Now don't get pissed! It's a joke, people.

Anyway, what was I talking about again? Oh, right. Absolutely nothing. Quite well-spoken if I do say so myself. And I do! But then again what I know?
Well, for one thing, I know Cat Schwartz of TechTV fame is an absolute hottie.
Yeah, I said hottie. What of it? :P

I have to really wonder: why are all of my past blogs starting to pop into all bold type when I am pretty sure I didn't type them that way in the first place.
Dammit! It must be my evil twin up to no good again! Of course, if he weren't up to no-good he couldn't be my evil twin. Now, could he?!
I wanna be an evil twin! I wanna be an evil twin!

Anywho, Happy Holidays to everyone out there! Except for my evil twin - You suck!

Deep thought for the day: We ALL live in a yellow submarine! Even you! Deal with the truth!

12.06.2003

OKay, not that anybody actually reads this crap I post, but what the hell? Why not? Not like I have anything interesting going on in my life to drag me away!

Okay, why do I keep setting myself up for failure? Of course, I'm talking about falling in love with someone who wants nothing more than to be friends. I really hate it. Don't misunderstand, I'm not angry with this girl, but she is amazing.

She is funny, incredibly smart, and extermely gorgeous to boot. She makes me feel so good when we talk. She is always making me smile and laugh. She makes me feel important, like the stuff I say is actually important. Even when I talk about stupid dreams about owning a Delorean because I saw one in a car lot down here in Florida, right around the corner from my house for $15,900. How cool is that?! I mean, yeah, it's something simple.

But, I tell my mother about it and she justs smirks and rolls her eyes. (Of course, she denies rolling her eyes.) I tell my father and he makes a joke about how I can get a car loan: "There's plenty of money in the bank you can get a hold of for a loan, just hand 'em a note saying: This is a stick-up..." Ha, Ha, Ha... thanks, Dad!
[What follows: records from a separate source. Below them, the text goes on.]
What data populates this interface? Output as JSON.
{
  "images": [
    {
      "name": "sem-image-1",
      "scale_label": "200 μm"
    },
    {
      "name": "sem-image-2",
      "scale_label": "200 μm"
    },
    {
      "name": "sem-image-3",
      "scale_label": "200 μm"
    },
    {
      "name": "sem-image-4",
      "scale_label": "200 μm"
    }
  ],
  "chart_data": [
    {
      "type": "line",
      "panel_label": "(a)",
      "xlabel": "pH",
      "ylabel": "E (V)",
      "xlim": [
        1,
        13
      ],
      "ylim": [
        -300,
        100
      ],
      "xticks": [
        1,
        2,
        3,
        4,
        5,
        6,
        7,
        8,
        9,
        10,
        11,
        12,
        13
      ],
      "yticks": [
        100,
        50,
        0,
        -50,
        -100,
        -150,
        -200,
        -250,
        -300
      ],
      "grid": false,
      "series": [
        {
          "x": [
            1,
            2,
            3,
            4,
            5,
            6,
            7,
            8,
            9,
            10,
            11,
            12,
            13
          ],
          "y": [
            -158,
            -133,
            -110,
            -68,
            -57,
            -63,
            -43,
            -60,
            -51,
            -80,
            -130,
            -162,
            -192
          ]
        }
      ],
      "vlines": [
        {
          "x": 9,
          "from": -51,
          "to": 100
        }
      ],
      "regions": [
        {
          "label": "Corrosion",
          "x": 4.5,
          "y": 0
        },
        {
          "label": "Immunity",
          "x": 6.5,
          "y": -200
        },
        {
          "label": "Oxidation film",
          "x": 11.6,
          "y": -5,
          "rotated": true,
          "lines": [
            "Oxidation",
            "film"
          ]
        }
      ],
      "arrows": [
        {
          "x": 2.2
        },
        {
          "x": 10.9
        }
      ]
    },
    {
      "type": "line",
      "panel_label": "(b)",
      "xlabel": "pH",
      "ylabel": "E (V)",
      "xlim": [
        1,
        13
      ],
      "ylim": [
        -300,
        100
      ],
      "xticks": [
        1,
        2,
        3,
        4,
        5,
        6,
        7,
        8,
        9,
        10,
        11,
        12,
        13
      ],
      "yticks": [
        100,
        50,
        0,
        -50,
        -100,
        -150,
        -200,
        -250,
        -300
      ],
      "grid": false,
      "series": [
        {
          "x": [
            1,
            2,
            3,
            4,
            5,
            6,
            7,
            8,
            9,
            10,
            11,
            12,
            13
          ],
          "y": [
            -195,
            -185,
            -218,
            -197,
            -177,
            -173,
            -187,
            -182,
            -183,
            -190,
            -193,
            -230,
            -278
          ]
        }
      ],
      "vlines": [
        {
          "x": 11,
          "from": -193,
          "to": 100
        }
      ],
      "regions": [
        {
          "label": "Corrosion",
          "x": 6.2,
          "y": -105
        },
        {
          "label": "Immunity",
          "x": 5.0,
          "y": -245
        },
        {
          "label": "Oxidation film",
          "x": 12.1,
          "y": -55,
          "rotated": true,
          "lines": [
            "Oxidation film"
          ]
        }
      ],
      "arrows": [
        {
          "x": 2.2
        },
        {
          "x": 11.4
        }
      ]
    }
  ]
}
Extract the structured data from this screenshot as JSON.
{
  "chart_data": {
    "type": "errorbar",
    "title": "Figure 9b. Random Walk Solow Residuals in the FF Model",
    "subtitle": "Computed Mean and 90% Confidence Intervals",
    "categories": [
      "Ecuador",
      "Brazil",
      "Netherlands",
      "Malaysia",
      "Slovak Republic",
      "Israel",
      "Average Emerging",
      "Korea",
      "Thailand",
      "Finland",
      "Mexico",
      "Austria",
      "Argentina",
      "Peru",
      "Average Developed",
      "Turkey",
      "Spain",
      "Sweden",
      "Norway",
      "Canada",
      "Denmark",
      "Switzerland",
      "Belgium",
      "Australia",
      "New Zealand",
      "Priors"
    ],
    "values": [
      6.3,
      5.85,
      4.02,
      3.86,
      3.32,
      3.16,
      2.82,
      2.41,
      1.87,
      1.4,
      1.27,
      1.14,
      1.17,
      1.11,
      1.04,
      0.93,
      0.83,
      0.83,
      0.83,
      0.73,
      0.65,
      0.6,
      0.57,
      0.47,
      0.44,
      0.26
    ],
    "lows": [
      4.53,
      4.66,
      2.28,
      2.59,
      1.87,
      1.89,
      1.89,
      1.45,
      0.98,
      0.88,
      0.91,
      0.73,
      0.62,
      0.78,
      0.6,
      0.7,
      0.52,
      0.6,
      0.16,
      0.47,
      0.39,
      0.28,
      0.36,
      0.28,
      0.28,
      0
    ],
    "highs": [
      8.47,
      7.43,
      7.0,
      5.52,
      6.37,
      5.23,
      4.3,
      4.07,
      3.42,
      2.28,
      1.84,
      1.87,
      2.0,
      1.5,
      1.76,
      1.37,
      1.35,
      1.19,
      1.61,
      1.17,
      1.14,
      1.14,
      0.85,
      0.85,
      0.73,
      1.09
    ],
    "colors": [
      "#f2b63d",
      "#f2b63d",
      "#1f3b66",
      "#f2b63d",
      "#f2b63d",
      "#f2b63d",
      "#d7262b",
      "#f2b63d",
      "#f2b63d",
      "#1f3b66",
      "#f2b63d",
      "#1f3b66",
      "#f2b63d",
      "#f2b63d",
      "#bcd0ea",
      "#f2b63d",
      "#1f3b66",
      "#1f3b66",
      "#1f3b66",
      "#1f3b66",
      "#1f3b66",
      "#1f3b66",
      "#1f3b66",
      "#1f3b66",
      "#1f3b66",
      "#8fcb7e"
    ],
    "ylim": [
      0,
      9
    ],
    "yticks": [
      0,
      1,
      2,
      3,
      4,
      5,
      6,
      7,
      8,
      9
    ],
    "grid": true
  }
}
And, of course, my family finds it necessary to talk logically about finances, and how could I possibly afford it with my credit... blah, blah, blah.... THAT IS NOT THE DAMN POINT! It's a dream. For God's sake let me live the fantasy for a little bit before you shoot it full of holes!

Then, of course, I tell this girl I am feeling deep emotions for, and she gets it!
(Insert Hallelujah Chorus here)
She is happy for me. She shows genuine interest. How can I be so close to someone who could make me feel so special and not be able to be with her and show how much I feel for her. DAMMIT!!
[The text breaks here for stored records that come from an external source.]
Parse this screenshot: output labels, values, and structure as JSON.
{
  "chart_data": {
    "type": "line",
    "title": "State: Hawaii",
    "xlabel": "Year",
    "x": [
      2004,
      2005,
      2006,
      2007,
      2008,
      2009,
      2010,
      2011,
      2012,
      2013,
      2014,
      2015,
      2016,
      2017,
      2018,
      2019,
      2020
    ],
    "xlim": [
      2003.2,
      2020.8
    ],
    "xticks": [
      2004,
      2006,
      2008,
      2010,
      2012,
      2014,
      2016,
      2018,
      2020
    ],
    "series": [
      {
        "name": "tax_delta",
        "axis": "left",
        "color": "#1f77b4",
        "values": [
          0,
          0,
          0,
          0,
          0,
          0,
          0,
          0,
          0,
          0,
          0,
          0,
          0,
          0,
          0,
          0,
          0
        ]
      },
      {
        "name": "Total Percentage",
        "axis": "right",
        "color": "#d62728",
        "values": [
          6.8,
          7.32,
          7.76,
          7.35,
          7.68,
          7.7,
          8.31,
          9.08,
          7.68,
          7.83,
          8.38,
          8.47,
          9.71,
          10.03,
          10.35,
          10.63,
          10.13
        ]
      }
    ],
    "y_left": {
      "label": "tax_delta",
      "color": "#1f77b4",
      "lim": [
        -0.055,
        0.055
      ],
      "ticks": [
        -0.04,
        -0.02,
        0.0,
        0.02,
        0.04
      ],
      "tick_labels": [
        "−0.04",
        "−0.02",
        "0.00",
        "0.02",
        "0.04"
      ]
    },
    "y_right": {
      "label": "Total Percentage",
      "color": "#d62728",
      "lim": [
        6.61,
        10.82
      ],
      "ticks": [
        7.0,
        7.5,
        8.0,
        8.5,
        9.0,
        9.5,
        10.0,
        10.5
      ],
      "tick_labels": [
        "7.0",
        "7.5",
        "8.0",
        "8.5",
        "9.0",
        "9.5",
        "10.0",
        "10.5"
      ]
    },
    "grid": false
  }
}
I just want to hold her in my arms and let her feel my heart beating for her. Feel her warm body next to mine. Not even for sexual reasons, just to be close to her.
Her eyes, her smile, her laugh, her ability to give of herself so freely with her heart. She is a one of a kind.
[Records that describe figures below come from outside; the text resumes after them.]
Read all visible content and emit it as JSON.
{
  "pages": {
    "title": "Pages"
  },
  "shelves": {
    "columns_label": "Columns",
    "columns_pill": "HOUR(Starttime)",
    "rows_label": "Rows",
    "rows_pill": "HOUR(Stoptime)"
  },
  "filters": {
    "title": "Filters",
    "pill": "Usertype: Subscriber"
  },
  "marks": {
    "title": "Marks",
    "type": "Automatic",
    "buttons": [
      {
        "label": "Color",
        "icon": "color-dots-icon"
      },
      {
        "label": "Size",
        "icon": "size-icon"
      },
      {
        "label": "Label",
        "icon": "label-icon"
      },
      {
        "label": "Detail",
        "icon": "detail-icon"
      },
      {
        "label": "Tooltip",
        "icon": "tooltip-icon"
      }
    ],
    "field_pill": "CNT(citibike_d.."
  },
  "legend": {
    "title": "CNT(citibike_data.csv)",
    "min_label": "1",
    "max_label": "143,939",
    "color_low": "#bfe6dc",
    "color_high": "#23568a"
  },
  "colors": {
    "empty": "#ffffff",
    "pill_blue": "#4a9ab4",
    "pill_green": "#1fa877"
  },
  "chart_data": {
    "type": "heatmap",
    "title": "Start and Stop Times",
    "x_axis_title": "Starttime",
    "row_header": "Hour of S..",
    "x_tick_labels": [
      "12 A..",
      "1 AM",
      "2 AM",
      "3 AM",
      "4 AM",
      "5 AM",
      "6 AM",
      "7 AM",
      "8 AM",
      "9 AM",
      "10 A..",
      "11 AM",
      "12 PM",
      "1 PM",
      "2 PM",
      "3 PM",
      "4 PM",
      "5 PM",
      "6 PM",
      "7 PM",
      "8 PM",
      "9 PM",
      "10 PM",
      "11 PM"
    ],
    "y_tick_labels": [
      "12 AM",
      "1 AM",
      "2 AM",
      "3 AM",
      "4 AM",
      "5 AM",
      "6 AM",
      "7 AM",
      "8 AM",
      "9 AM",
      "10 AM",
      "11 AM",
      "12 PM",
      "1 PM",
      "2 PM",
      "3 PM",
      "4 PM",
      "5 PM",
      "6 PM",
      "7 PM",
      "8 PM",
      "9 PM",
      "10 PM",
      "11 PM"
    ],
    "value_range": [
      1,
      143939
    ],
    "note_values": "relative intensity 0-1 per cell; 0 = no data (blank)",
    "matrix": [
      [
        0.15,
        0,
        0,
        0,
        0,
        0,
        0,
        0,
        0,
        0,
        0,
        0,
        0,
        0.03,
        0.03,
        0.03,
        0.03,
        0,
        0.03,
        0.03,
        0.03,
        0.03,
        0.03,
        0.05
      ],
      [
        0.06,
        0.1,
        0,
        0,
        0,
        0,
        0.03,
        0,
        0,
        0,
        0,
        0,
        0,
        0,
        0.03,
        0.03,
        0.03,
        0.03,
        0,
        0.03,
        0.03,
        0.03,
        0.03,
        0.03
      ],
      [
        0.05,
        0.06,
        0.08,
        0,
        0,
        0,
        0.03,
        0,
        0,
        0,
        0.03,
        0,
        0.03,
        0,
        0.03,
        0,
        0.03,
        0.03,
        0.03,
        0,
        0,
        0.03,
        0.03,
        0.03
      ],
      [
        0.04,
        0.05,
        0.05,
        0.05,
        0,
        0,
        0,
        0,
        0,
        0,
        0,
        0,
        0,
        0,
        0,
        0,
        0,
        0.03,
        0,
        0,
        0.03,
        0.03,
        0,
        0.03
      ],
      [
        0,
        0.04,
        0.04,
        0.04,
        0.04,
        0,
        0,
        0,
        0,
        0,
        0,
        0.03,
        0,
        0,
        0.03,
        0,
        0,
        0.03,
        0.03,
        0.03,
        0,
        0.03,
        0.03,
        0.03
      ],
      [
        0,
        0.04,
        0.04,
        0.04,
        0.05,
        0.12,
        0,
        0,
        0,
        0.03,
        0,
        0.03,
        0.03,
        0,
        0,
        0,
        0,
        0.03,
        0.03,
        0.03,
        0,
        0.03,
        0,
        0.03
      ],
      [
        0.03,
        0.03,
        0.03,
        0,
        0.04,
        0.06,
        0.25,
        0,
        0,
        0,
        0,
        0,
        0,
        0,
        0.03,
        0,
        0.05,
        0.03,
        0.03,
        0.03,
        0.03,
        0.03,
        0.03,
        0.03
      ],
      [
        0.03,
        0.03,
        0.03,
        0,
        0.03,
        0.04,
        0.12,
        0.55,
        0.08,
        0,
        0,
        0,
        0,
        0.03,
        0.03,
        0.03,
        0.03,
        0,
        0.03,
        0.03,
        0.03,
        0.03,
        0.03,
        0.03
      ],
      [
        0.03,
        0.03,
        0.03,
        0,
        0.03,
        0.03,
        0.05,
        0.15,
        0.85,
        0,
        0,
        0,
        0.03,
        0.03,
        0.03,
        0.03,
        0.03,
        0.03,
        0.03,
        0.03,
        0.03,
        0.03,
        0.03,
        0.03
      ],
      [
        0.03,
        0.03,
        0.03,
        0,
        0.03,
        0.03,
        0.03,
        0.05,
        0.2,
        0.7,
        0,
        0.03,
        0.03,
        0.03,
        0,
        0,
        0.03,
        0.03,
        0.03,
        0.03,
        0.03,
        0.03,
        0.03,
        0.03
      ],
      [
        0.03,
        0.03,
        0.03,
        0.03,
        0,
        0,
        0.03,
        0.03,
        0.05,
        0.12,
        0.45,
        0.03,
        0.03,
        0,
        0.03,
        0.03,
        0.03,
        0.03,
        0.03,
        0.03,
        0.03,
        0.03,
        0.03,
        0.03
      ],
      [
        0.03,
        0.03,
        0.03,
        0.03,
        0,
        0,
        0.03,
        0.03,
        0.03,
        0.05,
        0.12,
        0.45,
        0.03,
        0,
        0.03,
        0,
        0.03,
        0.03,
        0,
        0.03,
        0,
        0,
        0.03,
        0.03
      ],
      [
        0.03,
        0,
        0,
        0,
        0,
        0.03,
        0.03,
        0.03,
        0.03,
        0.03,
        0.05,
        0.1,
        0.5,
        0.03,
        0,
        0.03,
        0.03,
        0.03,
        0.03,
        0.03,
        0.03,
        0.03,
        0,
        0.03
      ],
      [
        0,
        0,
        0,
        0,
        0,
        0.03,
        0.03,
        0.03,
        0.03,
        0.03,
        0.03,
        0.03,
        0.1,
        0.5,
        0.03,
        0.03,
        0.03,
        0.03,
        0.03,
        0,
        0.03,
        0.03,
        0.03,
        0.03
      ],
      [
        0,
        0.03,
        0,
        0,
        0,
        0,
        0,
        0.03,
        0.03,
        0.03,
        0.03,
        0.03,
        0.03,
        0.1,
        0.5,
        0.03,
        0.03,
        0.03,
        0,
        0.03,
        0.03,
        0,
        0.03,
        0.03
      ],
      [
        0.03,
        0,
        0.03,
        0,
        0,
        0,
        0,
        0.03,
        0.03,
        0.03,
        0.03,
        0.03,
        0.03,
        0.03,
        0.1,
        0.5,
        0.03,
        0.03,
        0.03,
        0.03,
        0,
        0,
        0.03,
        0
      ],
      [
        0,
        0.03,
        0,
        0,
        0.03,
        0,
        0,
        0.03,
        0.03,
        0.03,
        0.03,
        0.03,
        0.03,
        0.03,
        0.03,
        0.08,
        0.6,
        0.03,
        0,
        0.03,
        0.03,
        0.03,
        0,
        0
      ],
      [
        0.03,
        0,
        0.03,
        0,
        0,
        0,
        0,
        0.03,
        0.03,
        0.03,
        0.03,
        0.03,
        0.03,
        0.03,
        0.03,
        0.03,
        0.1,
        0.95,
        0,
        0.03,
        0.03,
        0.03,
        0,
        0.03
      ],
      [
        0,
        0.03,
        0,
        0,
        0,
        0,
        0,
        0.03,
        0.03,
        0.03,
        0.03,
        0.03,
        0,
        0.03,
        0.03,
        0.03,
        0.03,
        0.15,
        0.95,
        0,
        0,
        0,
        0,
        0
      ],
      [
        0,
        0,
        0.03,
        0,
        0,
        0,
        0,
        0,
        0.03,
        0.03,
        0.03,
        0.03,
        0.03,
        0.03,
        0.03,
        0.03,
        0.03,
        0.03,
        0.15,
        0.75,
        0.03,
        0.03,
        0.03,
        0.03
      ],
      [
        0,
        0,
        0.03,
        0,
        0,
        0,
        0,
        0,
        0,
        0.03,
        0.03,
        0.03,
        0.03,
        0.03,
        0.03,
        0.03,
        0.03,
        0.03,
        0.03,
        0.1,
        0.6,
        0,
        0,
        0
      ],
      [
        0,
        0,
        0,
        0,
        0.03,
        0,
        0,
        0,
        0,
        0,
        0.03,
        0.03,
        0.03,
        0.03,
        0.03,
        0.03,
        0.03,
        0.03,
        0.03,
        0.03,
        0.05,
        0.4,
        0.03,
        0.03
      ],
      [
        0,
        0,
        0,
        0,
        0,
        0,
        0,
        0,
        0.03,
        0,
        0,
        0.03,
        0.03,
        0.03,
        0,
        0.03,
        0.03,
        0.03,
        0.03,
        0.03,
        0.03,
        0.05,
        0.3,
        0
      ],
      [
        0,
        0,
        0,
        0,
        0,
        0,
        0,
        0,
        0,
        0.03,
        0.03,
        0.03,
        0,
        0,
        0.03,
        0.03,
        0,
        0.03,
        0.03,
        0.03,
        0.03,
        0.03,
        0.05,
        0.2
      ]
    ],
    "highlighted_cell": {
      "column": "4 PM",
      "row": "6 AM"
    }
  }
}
I'll just say it now, because she'll probably never see this anyway: I LOVE YOU, KERI! For who you are, the person I can see you becoming, and for the way I feel just listening to the sound of your sweet, lilting voice when we talk. Even when you don't speak, your beautiful, loving eyes speak volumes. Your breath gives me life. I am forever transformed for just having known you.